Kent County Clerk Lisa Posthumus Lyons calls it the largest influx of absentee ballot voting.
205,073 absentee ballots have been issued one week ahead of the November election. Compared to 2016, there were 70,779 ballots requested with a 90 percent return rate.
Lyons says right now, around 30 percent of this year’s ballots have not been returned but she expects a very good return rate, based on historical precedent.
With seven days to go, the deadline for an absentee ballot to be mailed out to voters is this Friday. Voters should return them to a secure drop box in the jurisdiction where you are registered to vote. You could also turn them into your township or city clerk. Posthumus Lyons says she does not advise people to mail them back as the possibility exists that they may not be counted. The boxes are secured, and many of them are under 24 hour video watch. They are also checked regularly on a daily basis.

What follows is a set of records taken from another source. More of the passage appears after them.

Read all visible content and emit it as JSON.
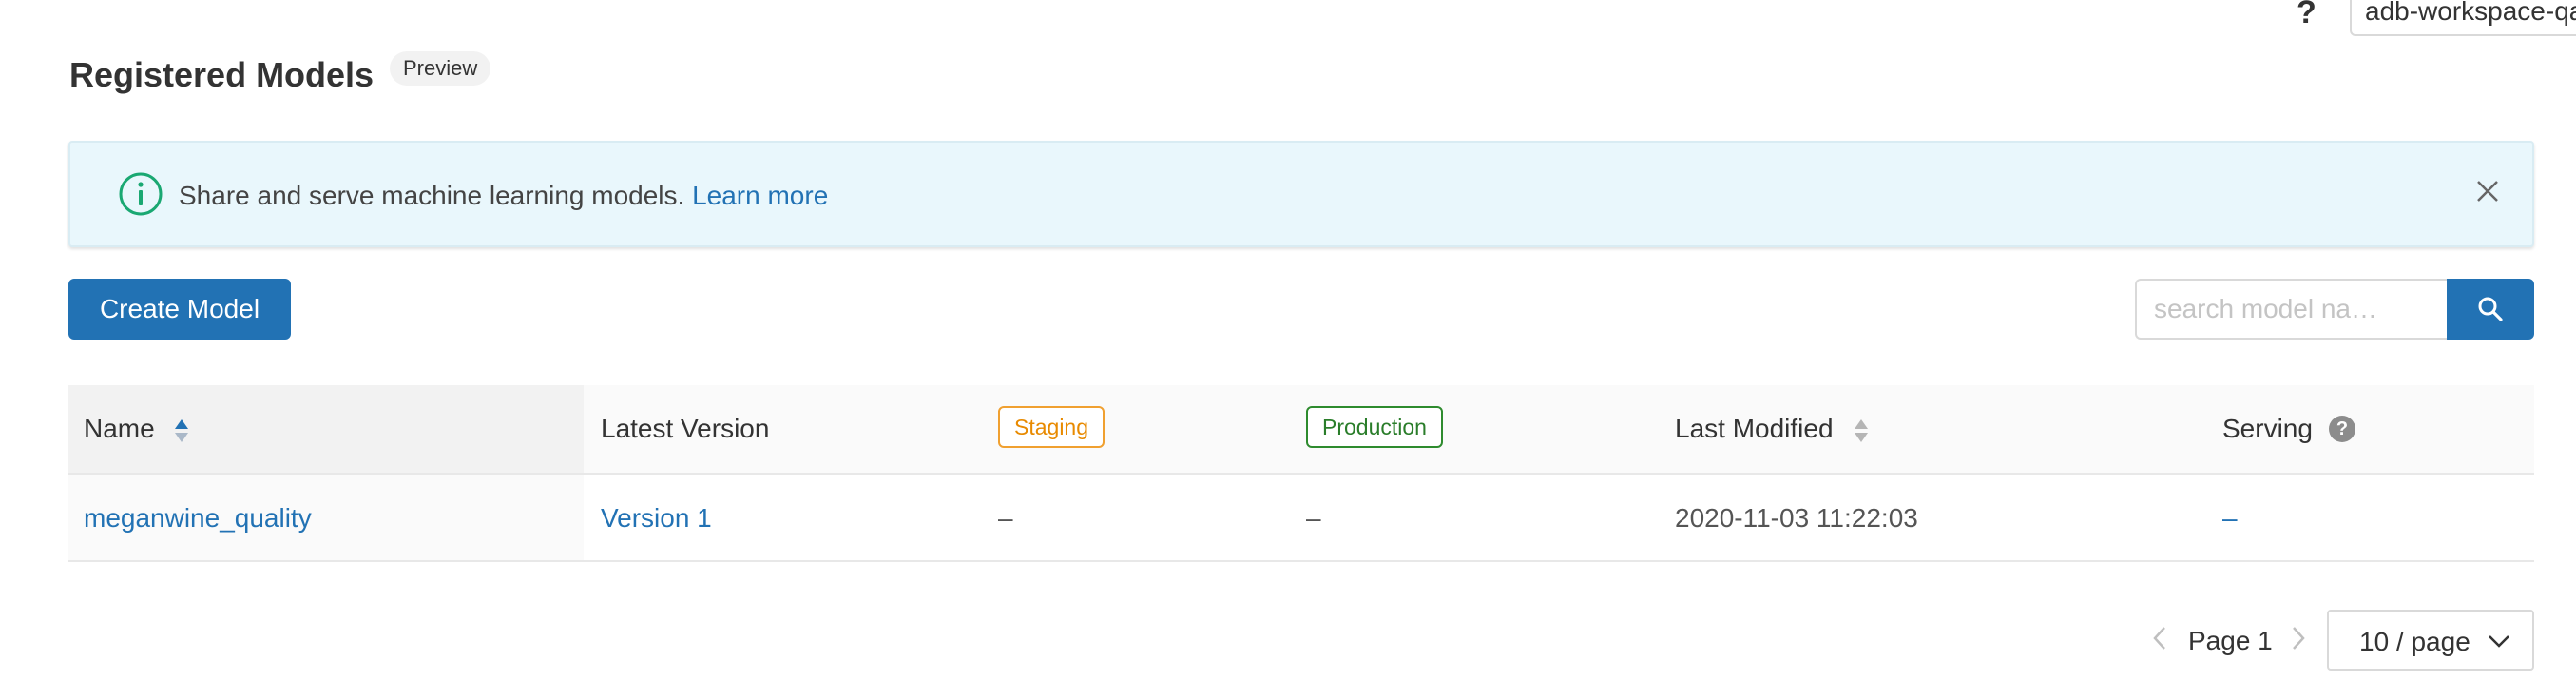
{
  "header": {
    "help_label": "?",
    "workspace_name": "adb-workspace-qa"
  },
  "page": {
    "title": "Registered Models",
    "badge": "Preview"
  },
  "banner": {
    "text": "Share and serve machine learning models.",
    "link_text": "Learn more",
    "icon": "info-circle-icon"
  },
  "toolbar": {
    "create_label": "Create Model",
    "search_placeholder": "search model na…",
    "search_value": ""
  },
  "table": {
    "columns": {
      "name": "Name",
      "latest_version": "Latest Version",
      "staging": "Staging",
      "production": "Production",
      "last_modified": "Last Modified",
      "serving": "Serving"
    },
    "rows": [
      {
        "name": "meganwine_quality",
        "latest_version": "Version 1",
        "staging": "–",
        "production": "–",
        "last_modified": "2020-11-03 11:22:03",
        "serving": "–"
      }
    ]
  },
  "pagination": {
    "page_label": "Page 1",
    "page_size": "10 / page"
  },
  "colors": {
    "primary": "#2272b4",
    "banner_bg": "#e9f7fc",
    "info_green": "#1aa872",
    "staging": "#e88a00",
    "production": "#2a7d2a"
  }
}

She says its important for people to understand that ballots must be returned or in the boxes by 8pm on Election Day. If not, that ballot cannot count.
Lyons also says absentee voting does not mean early voting.
“We are not an early voting state. We are an absentee voting state. There’s a big difference. And the biggest difference of that is, an absentee voting state like Michigan, you the voter have a right to change your mind if you learn new information, or you turned in your absentee ballot and you think you’ve done something wrong.”
The deadline for an absentee voter who’s submitted their ballot and wishes to change or “spoil” their ballot can do so but must do so by 10am this Monday, November 2nd.
Michigan allows citizens to register up to the day and including the day of election day. However, if you still need to register, you must do so in person at your local clerk’s office and cannot do so at the poll.